In the motion for rehearing appellant contends that the case of Briggs v. Railroad, 6 Allen 246, cited and followed in the- main opinion,, is not in point. It is true that the flour in. the Briggs case was marked to a wrong destination by the agents of the initial carrier. Nevertheless, it was held that, the connecting carrier had a right to assume that the shipper and the initial carrier had stipulated the terms of shipment, or if not, that the initial carrier was to be deemed the agent of the shipper and the connecting carriers had a right to so assume and to act on his directions.
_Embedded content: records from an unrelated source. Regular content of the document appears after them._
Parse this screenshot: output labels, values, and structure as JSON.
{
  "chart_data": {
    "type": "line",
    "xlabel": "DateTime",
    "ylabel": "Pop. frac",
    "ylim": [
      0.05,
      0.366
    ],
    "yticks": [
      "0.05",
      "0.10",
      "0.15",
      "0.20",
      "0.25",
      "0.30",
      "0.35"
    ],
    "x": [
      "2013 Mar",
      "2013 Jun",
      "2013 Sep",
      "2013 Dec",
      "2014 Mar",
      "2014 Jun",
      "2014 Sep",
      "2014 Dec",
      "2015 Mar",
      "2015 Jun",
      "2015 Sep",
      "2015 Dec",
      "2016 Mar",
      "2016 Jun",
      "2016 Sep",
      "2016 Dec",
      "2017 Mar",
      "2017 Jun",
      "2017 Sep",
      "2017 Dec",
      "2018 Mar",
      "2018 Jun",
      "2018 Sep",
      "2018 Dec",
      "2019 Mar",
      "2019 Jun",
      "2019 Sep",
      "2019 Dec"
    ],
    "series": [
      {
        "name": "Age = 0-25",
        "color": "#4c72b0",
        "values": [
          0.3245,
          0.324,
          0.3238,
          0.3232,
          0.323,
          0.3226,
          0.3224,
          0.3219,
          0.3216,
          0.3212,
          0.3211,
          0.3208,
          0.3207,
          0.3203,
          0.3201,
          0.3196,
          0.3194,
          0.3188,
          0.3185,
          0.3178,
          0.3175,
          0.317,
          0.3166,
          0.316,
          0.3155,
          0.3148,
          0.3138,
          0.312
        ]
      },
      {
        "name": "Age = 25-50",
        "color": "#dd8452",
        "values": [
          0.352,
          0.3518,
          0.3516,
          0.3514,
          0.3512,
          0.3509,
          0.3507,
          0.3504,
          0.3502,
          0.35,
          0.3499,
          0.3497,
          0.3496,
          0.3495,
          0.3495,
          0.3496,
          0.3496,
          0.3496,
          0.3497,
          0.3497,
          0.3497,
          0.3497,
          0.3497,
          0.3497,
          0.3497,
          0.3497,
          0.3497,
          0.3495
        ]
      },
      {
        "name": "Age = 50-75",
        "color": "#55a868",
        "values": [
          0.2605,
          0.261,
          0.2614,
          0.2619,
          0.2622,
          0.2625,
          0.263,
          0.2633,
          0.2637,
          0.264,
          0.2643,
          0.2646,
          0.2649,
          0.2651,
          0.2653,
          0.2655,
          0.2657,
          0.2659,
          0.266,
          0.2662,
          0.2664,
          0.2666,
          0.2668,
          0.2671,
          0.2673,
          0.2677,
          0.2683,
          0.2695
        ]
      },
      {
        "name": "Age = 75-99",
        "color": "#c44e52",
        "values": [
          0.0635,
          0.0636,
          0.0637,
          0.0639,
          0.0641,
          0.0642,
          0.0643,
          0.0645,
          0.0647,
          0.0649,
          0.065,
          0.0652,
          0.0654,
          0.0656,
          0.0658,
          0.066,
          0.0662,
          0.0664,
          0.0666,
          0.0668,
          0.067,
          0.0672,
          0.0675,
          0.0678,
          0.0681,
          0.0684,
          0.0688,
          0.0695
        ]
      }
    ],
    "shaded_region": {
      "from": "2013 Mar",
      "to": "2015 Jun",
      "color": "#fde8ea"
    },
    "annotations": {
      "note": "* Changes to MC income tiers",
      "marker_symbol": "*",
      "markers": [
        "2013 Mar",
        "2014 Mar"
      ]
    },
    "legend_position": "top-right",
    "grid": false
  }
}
On this assumption it was ruled that the last carrier, who had paid the charges of all the preceding carriers, had a lien on the flour for the advance charges as well as for the freight earned by it.
It is not the custom, nor does the law require a connecting carrier to whom goods are offered by another carrier to be forwarded, to delay the reception or the forwarding of the goods until he can ascertain whether or not the shipper and the initial carrier stipulated the terms of shipment, and if so what those terms are, and whether or not all the preceding carriers had fulfiled them; or if no terms were stipulated then whether or not the initial carrier had in all things faithfully and honestly discharged his duty as the implied agent of the shipper in forwarding the goods. The law is, that when a shipper delivers goods to a carrier to be carried over successive routes beyond the route of the first carrier, he makes the first carrier his forwarding agent and his acts in directing the shipment of the goods over succeeding routes are the acts of the owner. Wells v. Thomas, 27 Mo. 17; Moses v. Port Townsend, etc., R. R. Co., 5 Wash. 595; Sumner
Hutchinson on Carriers (sec. 108) states the law as follows: “When goods are delivered to the carrier for the purpose of being carried to a point beyond the terminus of its route, and for that purpose to be delivered by him to a connecting carrier in order to continue the carriage, or where it becomes necessary for that purpose to make successive deliveries from one to another upon a continuous line or succession of carriers, the first and each succeeding carrier becomes the agent of the owner of the goods to make delivery to the next carrier; and it is incumbent upon him to do so not only to relieve himself from further liability, but because it is a duty which he owes to the owner, and which he has assumed with the acceptance of the goods. He is the party in charge of them, and the only one with whom the succeeding carrier can make the necessary arrangements, and stands toward them for this purpose in the position of an owner.”
Where the last carrier acts in good faith and in the usual course of business, his right to a lien for advance charges and for his own freight bills can not be defeated on account of any special contract between the first carrier and the shipper of which he did not have notice, nor for any mistakes made by the first or any intermediate carrier in giving directions for the forwarding of the-goods. Wells v. Thomas, Briggs v. Railroad, supra. The shipper’s remedy is against the first carrier for a wrong direction of the goods or for charges (if they are the customary or schedule ones) in excess of a through rate agreed upon by the shipper and the first carrier. Arkansas & Louisiana
There is no evidence that any stipulations were entered into between the shipper and the Adams Express Company (the first carrier) as to the routing of the shipment. The bill of lading, if any was issued by the Adams Express Company, was not put in evidence. It is therefore impossible to ascertain from the abstracts whether or not a route was agreed on between the Adams Express Company and the shipper. In the absence of such proof we must assume that the shipper impliedly, if not expressly, authorized the Adams Express Company to route the shipment and that as between the connecting carriers and the owner the latter is bound by the route selected by his agent, the Adams Express Company, and to look to it for compensation for the overcharges occasioned by the erroneous routing.